One of the greatest myths in business is that innovation is incredibly structured and meticulously planned for the game. The truth is that many companies are making temporary forays into innovation, often on a number of fronts, creating a tangled web of initiatives and priorities that are often loosely aligned. It is impossible for any mission-critical business function to succeed without a clear and consistent vision that enables a strong operational foundation. Companies across the business spectrum do not have the modern infrastructure needed to drive innovation success at scale.
Other core departments, such as finance and marketing, benefit from experienced leaders, a clear set of modern measurement tools to track performance, and protocols in place for reporting and reviewing progress. However, most insurers have not formalized the central core of their innovation processes. They have no central ability to track projects, coordinate global programs, or assess the likelihood of success at anything but a finger level in the wind. This has undermined the success of innovation and raised skepticism among senior decision makers when it comes to funding priorities. Creating a formal infrastructure for innovation processes can go a long way in fixing problems on both fronts.

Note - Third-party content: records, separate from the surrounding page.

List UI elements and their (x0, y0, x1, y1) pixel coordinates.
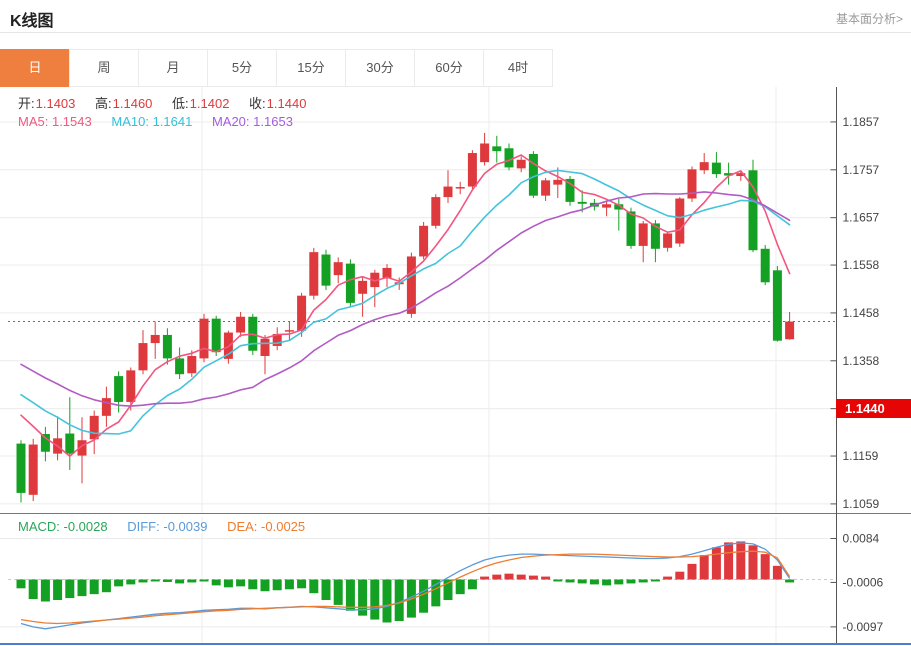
svg-text:1.1757: 1.1757 (843, 163, 880, 177)
chart-area: 1.18571.17571.16571.15581.14581.13581.12… (0, 87, 911, 646)
high-label: 高: (95, 96, 112, 111)
low-value: 1.1402 (189, 96, 230, 111)
close-value: 1.1440 (266, 96, 307, 111)
ma5-legend: MA5: 1.1543 (18, 114, 92, 129)
svg-text:-0.0006: -0.0006 (843, 575, 884, 589)
ma20-legend: MA20: 1.1653 (211, 114, 293, 129)
low-label: 低: (172, 96, 189, 111)
macd-legend: MACD: -0.0028 DIFF: -0.0039 DEA: -0.0025 (18, 519, 305, 534)
dea-value-legend: DEA: -0.0025 (227, 519, 306, 534)
tab-5分[interactable]: 5分 (207, 49, 277, 87)
svg-text:1.1857: 1.1857 (843, 115, 880, 129)
tab-30分[interactable]: 30分 (345, 49, 415, 87)
svg-text:1.1458: 1.1458 (843, 306, 880, 320)
tab-日[interactable]: 日 (0, 49, 70, 87)
open-value: 1.1403 (35, 96, 76, 111)
ohlc-legend: 开:1.1403 高:1.1460 低:1.1402 收:1.1440 (18, 93, 322, 112)
svg-text:1.1558: 1.1558 (843, 258, 880, 272)
svg-text:0.0084: 0.0084 (843, 531, 880, 545)
fundamental-analysis-link[interactable]: 基本面分析> (835, 12, 903, 26)
header: K线图 基本面分析> (0, 0, 911, 33)
current-price-badge: 1.1440 (836, 399, 911, 418)
ma-legend: MA5: 1.1543 MA10: 1.1641 MA20: 1.1653 (18, 114, 293, 129)
chart-canvas[interactable]: 1.18571.17571.16571.15581.14581.13581.12… (0, 87, 911, 646)
macd-value-legend: MACD: -0.0028 (18, 519, 108, 534)
ma10-legend: MA10: 1.1641 (111, 114, 193, 129)
svg-text:1.1059: 1.1059 (843, 497, 880, 511)
tab-周[interactable]: 周 (69, 49, 139, 87)
svg-text:1.1358: 1.1358 (843, 354, 880, 368)
page-title: K线图 (10, 13, 54, 30)
tab-4时[interactable]: 4时 (483, 49, 553, 87)
svg-text:-0.0097: -0.0097 (843, 620, 884, 634)
current-price-value: 1.1440 (845, 401, 885, 416)
high-value: 1.1460 (112, 96, 153, 111)
tab-15分[interactable]: 15分 (276, 49, 346, 87)
tab-60分[interactable]: 60分 (414, 49, 484, 87)
timeframe-tabs: 日周月 5分 15分 30分 60分 4时 (0, 49, 911, 87)
svg-text:1.1657: 1.1657 (843, 211, 880, 225)
svg-text:1.1159: 1.1159 (843, 449, 879, 463)
open-label: 开: (18, 96, 35, 111)
close-label: 收: (249, 96, 266, 111)
diff-value-legend: DIFF: -0.0039 (127, 519, 208, 534)
tab-月[interactable]: 月 (138, 49, 208, 87)
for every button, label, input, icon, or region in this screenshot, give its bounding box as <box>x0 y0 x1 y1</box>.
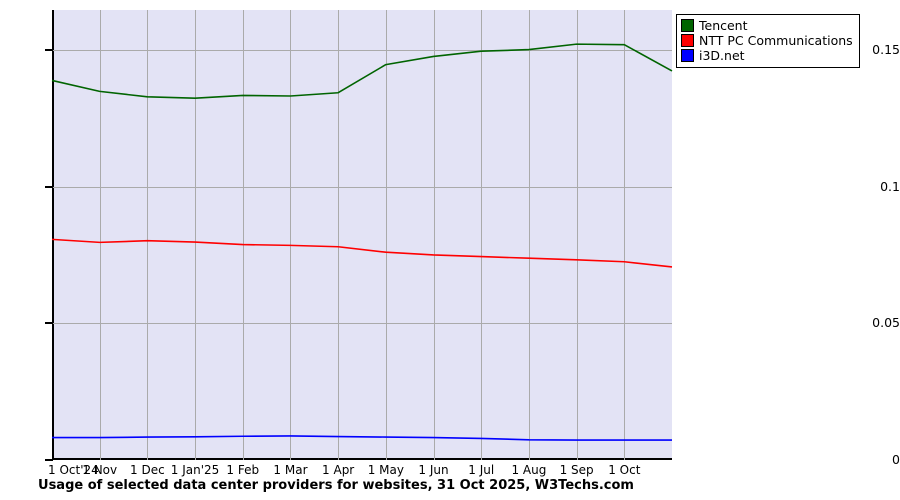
gridline-vertical <box>528 10 530 460</box>
plot-area <box>52 10 672 460</box>
x-axis-tick-label: 1 Jul <box>468 463 495 477</box>
y-axis-tick-label: 0.15 <box>872 42 900 58</box>
y-axis-tick-label: 0.1 <box>880 178 900 194</box>
legend-swatch-red-icon <box>681 34 694 47</box>
legend-item-tencent: Tencent <box>681 18 853 33</box>
x-axis-tick-label: 1 Oct'24 <box>48 463 99 477</box>
y-axis-tick-mark <box>45 322 53 325</box>
x-axis-tick-label: 1 May <box>367 463 404 477</box>
gridline-horizontal <box>52 50 672 52</box>
gridline-vertical <box>385 10 387 460</box>
legend-swatch-blue-icon <box>681 49 694 62</box>
x-axis-tick-label: 1 Dec <box>130 463 165 477</box>
x-axis-tick-label: 1 Jun <box>418 463 449 477</box>
legend-item-i3d-net: i3D.net <box>681 48 853 63</box>
gridline-vertical <box>481 10 483 460</box>
gridline-horizontal <box>52 323 672 325</box>
y-axis-tick-mark <box>45 459 53 461</box>
legend-item-ntt-pc-communications: NTT PC Communications <box>681 33 853 48</box>
x-axis-tick-label: 1 Mar <box>273 463 308 477</box>
gridline-horizontal <box>52 186 672 188</box>
gridline-vertical <box>147 10 149 460</box>
legend-swatch-green-icon <box>681 19 694 32</box>
x-axis-tick-label: 1 Aug <box>511 463 547 477</box>
x-axis-tick-label: 1 Oct <box>608 463 641 477</box>
y-axis-tick-label: 0 <box>892 452 900 467</box>
chart-caption: Usage of selected data center providers … <box>38 478 634 493</box>
gridline-vertical <box>624 10 626 460</box>
legend-label-ntt-pc-communications: NTT PC Communications <box>699 33 853 48</box>
x-axis-tick-label: 1 Sep <box>559 463 594 477</box>
y-axis-tick-label: 0.05 <box>872 315 900 331</box>
legend-label-i3d-net: i3D.net <box>699 48 745 63</box>
gridline-vertical <box>290 10 292 460</box>
x-axis-tick-label: 1 Nov <box>82 463 118 477</box>
gridline-vertical <box>195 10 197 460</box>
gridline-vertical <box>242 10 244 460</box>
y-axis-tick-mark <box>45 49 53 52</box>
legend-label-tencent: Tencent <box>699 18 748 33</box>
legend: Tencent NTT PC Communications i3D.net <box>676 14 860 68</box>
y-axis-tick-mark <box>45 185 53 188</box>
x-axis-tick-label: 1 Apr <box>322 463 355 477</box>
gridline-vertical <box>433 10 435 460</box>
gridline-vertical <box>338 10 340 460</box>
gridline-vertical <box>576 10 578 460</box>
x-axis-tick-label: 1 Feb <box>226 463 260 477</box>
gridline-vertical <box>99 10 101 460</box>
x-axis-tick-label: 1 Jan'25 <box>170 463 220 477</box>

The pursuit of large-scale innovation means taking some strategic leaps. This is often where innovation efforts begin to fall apart, as it can be uncomfortable for leaders to commit when the results are speculative. Unlike most executive decisions, investing in strategic innovation cannot be forced into a nifty fund. Time and time again, I have seen that simply adding an innovation team or opening an innovation center without constant coordination between functions leads to failure.

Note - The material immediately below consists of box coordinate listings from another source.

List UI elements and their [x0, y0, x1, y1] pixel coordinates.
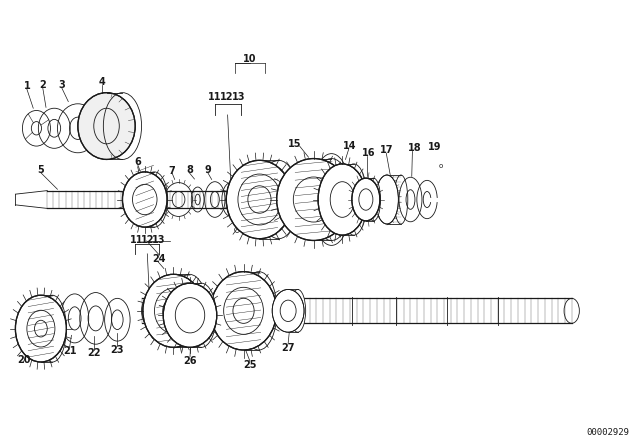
Text: 21: 21	[63, 346, 76, 356]
Text: 9: 9	[204, 165, 211, 175]
Ellipse shape	[122, 172, 167, 227]
Text: 17: 17	[380, 145, 393, 155]
Text: 11: 11	[130, 235, 143, 245]
Ellipse shape	[318, 164, 367, 235]
Text: 12: 12	[141, 235, 154, 245]
Text: 7: 7	[169, 166, 175, 176]
Ellipse shape	[272, 289, 304, 332]
Text: 5: 5	[38, 165, 44, 175]
Text: 10: 10	[243, 54, 257, 64]
Ellipse shape	[376, 175, 398, 224]
Text: 11: 11	[208, 92, 221, 102]
Text: 8: 8	[186, 165, 193, 175]
Text: 12: 12	[220, 92, 233, 102]
Text: 14: 14	[343, 141, 356, 151]
Text: o: o	[439, 164, 443, 169]
Text: 6: 6	[134, 157, 141, 167]
Text: 19: 19	[428, 142, 442, 152]
Ellipse shape	[241, 271, 277, 350]
Text: 27: 27	[282, 343, 295, 353]
Ellipse shape	[211, 271, 276, 350]
Ellipse shape	[367, 178, 381, 221]
Text: 22: 22	[87, 348, 100, 358]
Text: 23: 23	[111, 345, 124, 354]
Ellipse shape	[187, 283, 216, 347]
Ellipse shape	[143, 274, 204, 347]
Ellipse shape	[227, 160, 292, 239]
Ellipse shape	[394, 175, 408, 224]
Text: 13: 13	[232, 92, 245, 102]
Ellipse shape	[171, 274, 208, 347]
Polygon shape	[15, 190, 47, 208]
Text: 1: 1	[24, 81, 30, 91]
Ellipse shape	[290, 289, 306, 332]
Ellipse shape	[15, 295, 67, 362]
Ellipse shape	[38, 295, 67, 362]
Text: 20: 20	[17, 355, 31, 365]
Text: 15: 15	[288, 139, 301, 149]
Ellipse shape	[152, 334, 157, 339]
Ellipse shape	[276, 159, 351, 241]
Text: 4: 4	[99, 77, 106, 86]
Text: 26: 26	[183, 356, 196, 366]
Ellipse shape	[340, 164, 367, 235]
Ellipse shape	[235, 227, 240, 233]
Ellipse shape	[311, 159, 352, 241]
Text: 3: 3	[58, 80, 65, 90]
Text: 16: 16	[362, 148, 375, 158]
Ellipse shape	[78, 93, 135, 159]
Ellipse shape	[259, 160, 298, 239]
Ellipse shape	[163, 283, 217, 347]
Ellipse shape	[352, 178, 380, 221]
Text: 2: 2	[40, 80, 46, 90]
Ellipse shape	[141, 172, 168, 227]
Text: 18: 18	[408, 143, 421, 153]
Text: 13: 13	[152, 235, 166, 245]
Text: 24: 24	[153, 254, 166, 264]
Text: 25: 25	[243, 360, 257, 370]
Text: 00002929: 00002929	[586, 428, 629, 437]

Future scenarios have to be modeled, and innovation risks can (and should) be managed over time—but innovation efforts will not be clearly predictable, nor can they be phased out to “normal” levels of company comfort. But the alternatives to doing nothing are much worse. The executive team must learn to adopt a specific and calibrated type to tolerate ambiguity.
Climate challenges facing insurance companies are very real. But with the right strategies, tools, and leadership discipline, traditional insurers can retool their businesses to better meet market needs, both now and in the future.
Robert Lowe is the CEO of Wellspring Worldwide, a provider of knowledge supply chain software systems. He is a former director of project creation and a professor at Carnegie Mellon University.